A particularly poignant application involved researchers from the Norman Prince Neurosciences Institute using Voice Engine to “restore the voice” of a young woman who lost it due to a vascular brain tumor, working from a low-quality 15-second audio clip of her presentation.
Despite these promising uses, OpenAI has decided to “preview but not widely release this technology at this time.” The organization aims to “bolster societal resilience against the challenges brought by ever more convincing generative models.” As part of its immediate recommendations, OpenAI suggests moving away from voice-based authentication for securing access to bank accounts and other sensitive services.

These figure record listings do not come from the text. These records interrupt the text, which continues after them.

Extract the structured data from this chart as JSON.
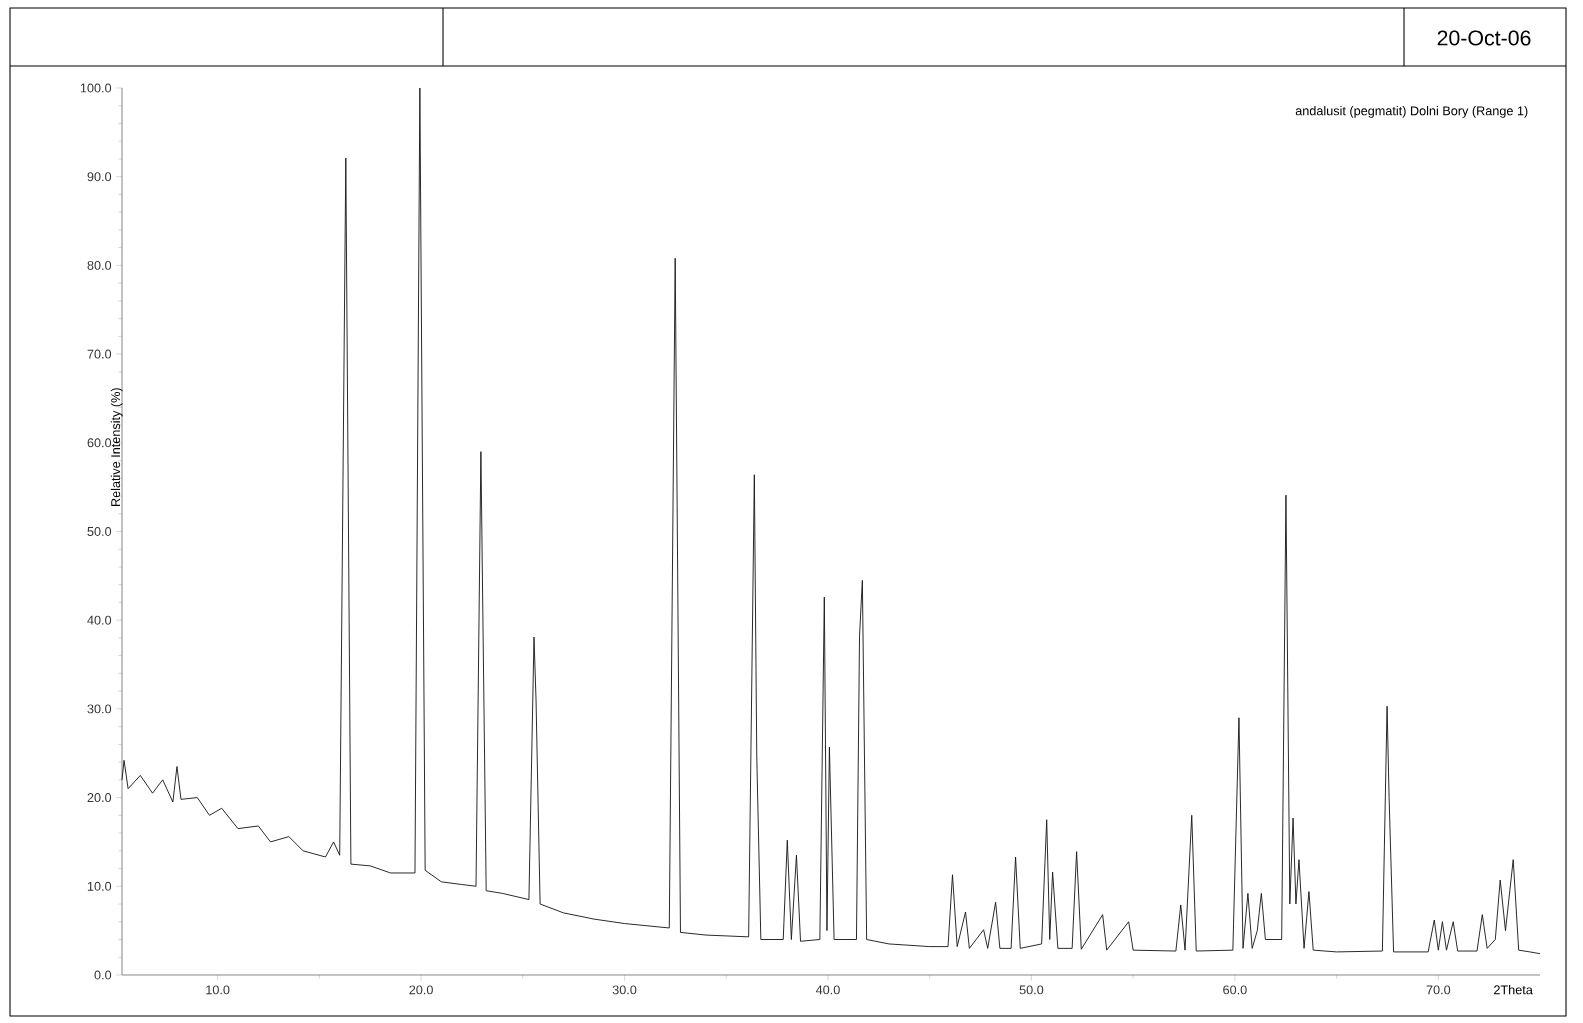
{
  "chart_data": {
    "type": "line",
    "xlabel": "2Theta",
    "ylabel": "Relative Intensity (%)",
    "annotations": [
      "andalusit (pegmatit) Dolni Bory (Range 1)",
      "20-Oct-06"
    ],
    "xlim": [
      5.3,
      75
    ],
    "ylim": [
      0,
      100
    ],
    "xticks": [
      {
        "value": 10,
        "label": "10.0"
      },
      {
        "value": 20,
        "label": "20.0"
      },
      {
        "value": 30,
        "label": "30.0"
      },
      {
        "value": 40,
        "label": "40.0"
      },
      {
        "value": 50,
        "label": "50.0"
      },
      {
        "value": 60,
        "label": "60.0"
      },
      {
        "value": 70,
        "label": "70.0"
      }
    ],
    "yticks": [
      {
        "value": 0,
        "label": "0.0"
      },
      {
        "value": 10,
        "label": "10.0"
      },
      {
        "value": 20,
        "label": "20.0"
      },
      {
        "value": 30,
        "label": "30.0"
      },
      {
        "value": 40,
        "label": "40.0"
      },
      {
        "value": 50,
        "label": "50.0"
      },
      {
        "value": 60,
        "label": "60.0"
      },
      {
        "value": 70,
        "label": "70.0"
      },
      {
        "value": 80,
        "label": "80.0"
      },
      {
        "value": 90,
        "label": "90.0"
      },
      {
        "value": 100,
        "label": "100.0"
      }
    ],
    "series": [
      {
        "color": "#1a1a1a",
        "x": [
          5.3,
          5.4,
          5.6,
          6.2,
          6.8,
          7.3,
          7.8,
          8.0,
          8.2,
          9,
          9.6,
          10.2,
          11,
          12,
          12.6,
          13.5,
          14.2,
          15.3,
          15.7,
          16.0,
          16.3,
          16.55,
          17.5,
          18.5,
          19.7,
          19.94,
          20.2,
          21,
          22,
          22.7,
          22.94,
          23.2,
          24,
          25.3,
          25.55,
          25.65,
          25.85,
          27,
          28.5,
          30,
          32.2,
          32.49,
          32.75,
          34,
          36.1,
          36.38,
          36.5,
          36.7,
          37.8,
          38.0,
          38.2,
          38.45,
          38.65,
          39.6,
          39.82,
          39.95,
          40.07,
          40.3,
          41.4,
          41.55,
          41.69,
          41.9,
          43,
          45,
          45.9,
          46.12,
          46.35,
          46.76,
          46.95,
          47.65,
          47.85,
          48.24,
          48.45,
          49.0,
          49.22,
          49.45,
          50.5,
          50.75,
          50.9,
          51.04,
          51.3,
          52.0,
          52.22,
          52.45,
          53.5,
          53.7,
          54.78,
          55,
          57.1,
          57.34,
          57.55,
          57.88,
          58.1,
          59.9,
          60.2,
          60.4,
          60.64,
          60.85,
          61.1,
          61.3,
          61.5,
          62.3,
          62.51,
          62.7,
          62.86,
          63.0,
          63.15,
          63.4,
          63.64,
          63.85,
          65,
          67.25,
          67.48,
          67.58,
          67.8,
          69.5,
          69.8,
          70.0,
          70.2,
          70.4,
          70.73,
          70.95,
          71.9,
          72.16,
          72.4,
          72.8,
          73.04,
          73.3,
          73.68,
          73.95,
          74.5,
          75
        ],
        "values": [
          22,
          24.2,
          21,
          22.5,
          20.5,
          22,
          19.5,
          23.5,
          19.8,
          20,
          18,
          18.8,
          16.5,
          16.8,
          15,
          15.6,
          14,
          13.3,
          15,
          13.5,
          92.1,
          12.5,
          12.3,
          11.5,
          11.5,
          100,
          11.8,
          10.5,
          10.2,
          10,
          59,
          9.5,
          9.2,
          8.5,
          38.1,
          31,
          8,
          7,
          6.3,
          5.8,
          5.3,
          80.8,
          4.8,
          4.5,
          4.3,
          56.4,
          24.6,
          4,
          4,
          15.2,
          4,
          13.5,
          3.8,
          4,
          42.6,
          5,
          25.7,
          4,
          4,
          38.2,
          44.5,
          4,
          3.5,
          3.2,
          3.2,
          11.3,
          3.2,
          7.1,
          3,
          5.1,
          3,
          8.2,
          3,
          3,
          13.3,
          3,
          3.5,
          17.5,
          4,
          11.6,
          3,
          3,
          13.9,
          2.9,
          6.8,
          2.8,
          6.0,
          2.8,
          2.7,
          7.9,
          2.8,
          18,
          2.7,
          2.8,
          29,
          3,
          9.2,
          3,
          5,
          9.2,
          4,
          4,
          54.1,
          8,
          17.7,
          8,
          13,
          3,
          9.4,
          2.8,
          2.6,
          2.7,
          30.3,
          20,
          2.6,
          2.6,
          6.2,
          2.8,
          6,
          2.8,
          6,
          2.7,
          2.7,
          6.8,
          3,
          4,
          10.7,
          5,
          13,
          2.8,
          2.6,
          2.4
        ]
      }
    ]
  }
}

Furthermore, OpenAI advocates for the development of “policies to protect the use of individuals’ voices in AI” and emphasizes the importance of “educating the public in understanding the capabilities and limitations of AI technologies, including the possibility of deceptive AI content.”
To ensure accountability, Voice Engine’s outputs are watermarked, enabling the tracing of any generated audio’s origins. OpenAI also requires that its partners obtain “explicit and informed consent from the original speaker” and prohibits the creation of personalized voice clones by individual users.
While OpenAI’s Voice Engine is notable for its efficiency and minimal audio sample requirements, other entities like ElevenLabs offer similar capabilities, allowing for the creation of voice clones with just a few minutes of audio. To address potential abuses, ElevenLabs has implemented a “no-go voices” feature to block the generation of voice clones for political figures actively involved in significant electoral campaigns in the US and the UK.